4. The method of claim 3, wherein the weaving further comprises weaving a part of the pile warp thread into the top backing fabric during every first insertion cycle above the top insertion level and during every second insertion cycle between the two insertion levels during insertion of the weft thread, and weaving another part of the pile warp thread into the bottom backing fabric during every first insertion cycle between the two insertion levels during insertion of the weft thread and during every second insertion cycle under the bottom insertion level.

5. The method of claim 1, further comprising providing three weft insertion means for moving in successive insertion cycles in a shed formed between the warp threads and inserting the weft thread on a respective insertion level, disengaging the weft insertion means with the top insertion level in every first insertion cycle and disengaging the weft insertion means with the bottom insertion level in every second insertion cycle.

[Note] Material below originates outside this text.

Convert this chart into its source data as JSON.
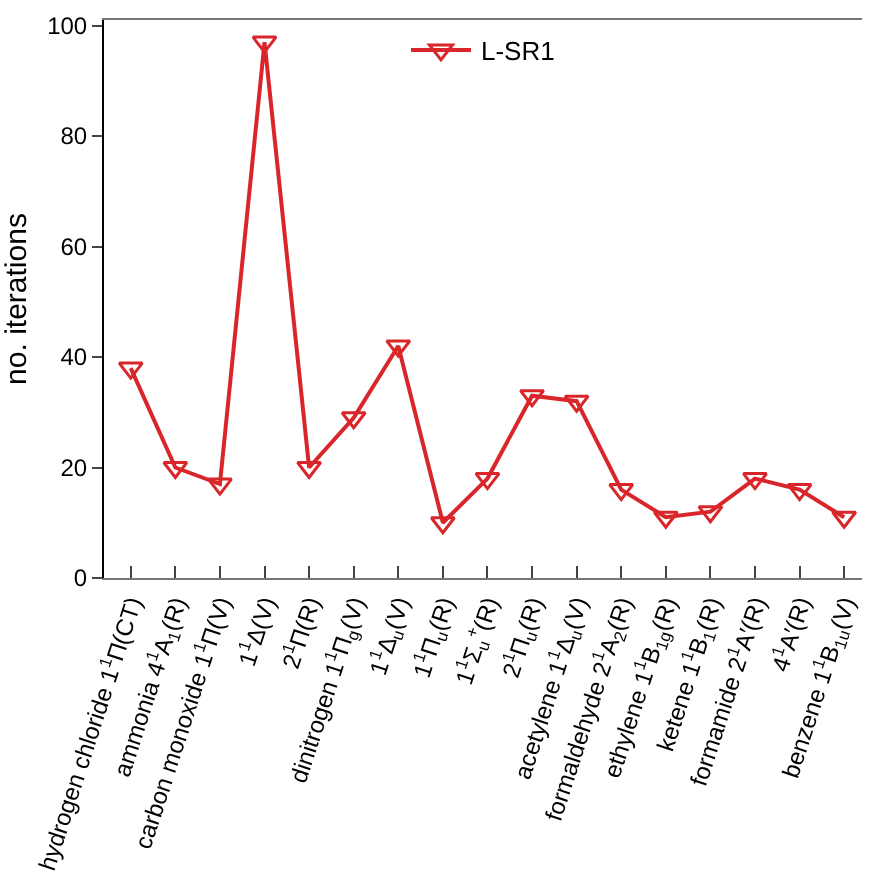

6. The method of claim 1, further comprising positioning the pile warp threads by means of a four-position jacquard machine.

7. The method of claim 2, wherein the inserting coarse pile warp threads comprises using carded-type pile warp threads.

8. The method of claim 7, wherein using the coarse pile warp threads comprises using threads having a yarn number of at least Nm 3.2/2.

9. The method of claim 1, wherein the weaving comprises weaving on the face-to-face weaving machine having a read density of not more than 10 per inch.

10. The method of claim 1, wherein the weaving the fabrics comprises weaving an Axminster-type carpet.